Und eines darf natürlich auch in jedem neuen Saarland-Krimi, der auf diese Weise entsteht, nicht unerwähnt bleiben: Wer seine Krimis kennt, weiß um die blaue Bank, die in jedem Buch als zentraler Ort vorkommt, an dem so mancher Fall eine wichtige Wendung nimmt.
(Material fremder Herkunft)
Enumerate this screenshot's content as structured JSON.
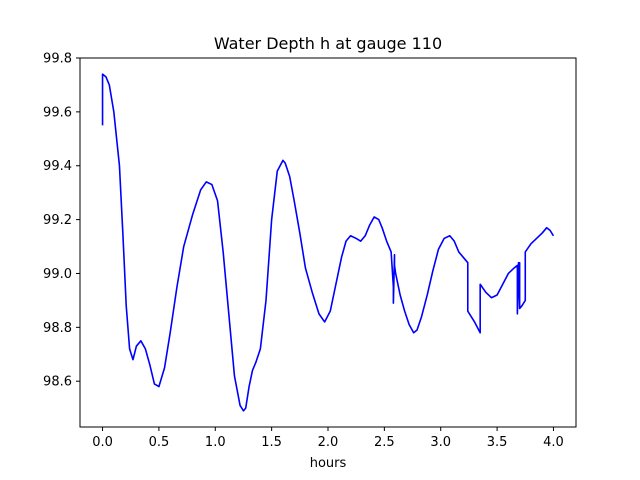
{
  "chart_data": {
    "type": "line",
    "title": "Water Depth h at gauge 110",
    "xlabel": "hours",
    "ylabel": "",
    "xlim": [
      -0.2,
      4.2
    ],
    "ylim": [
      98.43,
      99.8
    ],
    "xticks": [
      0.0,
      0.5,
      1.0,
      1.5,
      2.0,
      2.5,
      3.0,
      3.5,
      4.0
    ],
    "xtick_labels": [
      "0.0",
      "0.5",
      "1.0",
      "1.5",
      "2.0",
      "2.5",
      "3.0",
      "3.5",
      "4.0"
    ],
    "yticks": [
      98.6,
      98.8,
      99.0,
      99.2,
      99.4,
      99.6,
      99.8
    ],
    "ytick_labels": [
      "98.6",
      "98.8",
      "99.0",
      "99.2",
      "99.4",
      "99.6",
      "99.8"
    ],
    "grid": false,
    "series": [
      {
        "color": "#0000ff",
        "x": [
          0.0,
          0.0,
          0.03,
          0.06,
          0.1,
          0.15,
          0.18,
          0.21,
          0.24,
          0.27,
          0.3,
          0.34,
          0.38,
          0.42,
          0.46,
          0.5,
          0.55,
          0.6,
          0.66,
          0.72,
          0.8,
          0.87,
          0.92,
          0.97,
          1.02,
          1.07,
          1.12,
          1.17,
          1.22,
          1.25,
          1.27,
          1.3,
          1.33,
          1.36,
          1.4,
          1.45,
          1.5,
          1.55,
          1.6,
          1.62,
          1.66,
          1.7,
          1.75,
          1.8,
          1.86,
          1.92,
          1.97,
          2.02,
          2.07,
          2.12,
          2.16,
          2.2,
          2.25,
          2.29,
          2.33,
          2.37,
          2.41,
          2.45,
          2.48,
          2.52,
          2.56,
          2.58,
          2.58,
          2.59,
          2.59,
          2.6,
          2.64,
          2.68,
          2.72,
          2.76,
          2.79,
          2.83,
          2.88,
          2.93,
          2.98,
          3.03,
          3.08,
          3.12,
          3.16,
          3.2,
          3.24,
          3.24,
          3.3,
          3.35,
          3.35,
          3.4,
          3.45,
          3.5,
          3.55,
          3.6,
          3.65,
          3.68,
          3.68,
          3.69,
          3.7,
          3.7,
          3.7,
          3.72,
          3.75,
          3.75,
          3.8,
          3.85,
          3.9,
          3.94,
          3.97,
          4.0
        ],
        "y": [
          99.55,
          99.74,
          99.73,
          99.7,
          99.6,
          99.4,
          99.15,
          98.88,
          98.72,
          98.68,
          98.73,
          98.75,
          98.72,
          98.66,
          98.59,
          98.58,
          98.65,
          98.78,
          98.95,
          99.1,
          99.22,
          99.31,
          99.34,
          99.33,
          99.27,
          99.08,
          98.85,
          98.62,
          98.51,
          98.49,
          98.5,
          98.58,
          98.64,
          98.67,
          98.72,
          98.9,
          99.2,
          99.38,
          99.42,
          99.41,
          99.36,
          99.27,
          99.15,
          99.02,
          98.93,
          98.85,
          98.82,
          98.86,
          98.96,
          99.06,
          99.12,
          99.14,
          99.13,
          99.12,
          99.14,
          99.18,
          99.21,
          99.2,
          99.17,
          99.12,
          99.08,
          98.95,
          98.89,
          99.07,
          99.03,
          99.0,
          98.92,
          98.86,
          98.81,
          98.78,
          98.79,
          98.84,
          98.92,
          99.01,
          99.09,
          99.13,
          99.14,
          99.12,
          99.08,
          99.06,
          99.04,
          98.86,
          98.82,
          98.78,
          98.96,
          98.93,
          98.91,
          98.92,
          98.96,
          99.0,
          99.02,
          99.03,
          98.85,
          99.04,
          98.87,
          99.04,
          98.87,
          98.88,
          98.9,
          99.08,
          99.11,
          99.13,
          99.15,
          99.17,
          99.16,
          99.14
        ]
      }
    ]
  }
}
Es mag nicht überraschen, dass man Brabänder zum Interviewtermin auch im wahren Leben genau dort antrifft, nämlich vor seinem Haus, auf der blauen Bank, die als Treffpunkt für Nachbarn und Freunde immer bereitsteht und mittlerweile Berühmtheit erlangt hat: „Es hat sich ein gewisser Tourismus eingerichtet, Leute fahren hier vorbei und wollen wissen, ob es die blaue Bank wirklich gibt“, erzählt ihr Besitzer. Nach unserem Besuch bei Klaus Brabänder ist klar: Es gibt sie und das nicht nur auf dem Papier, sondern auch als echtes „Geheischnis“.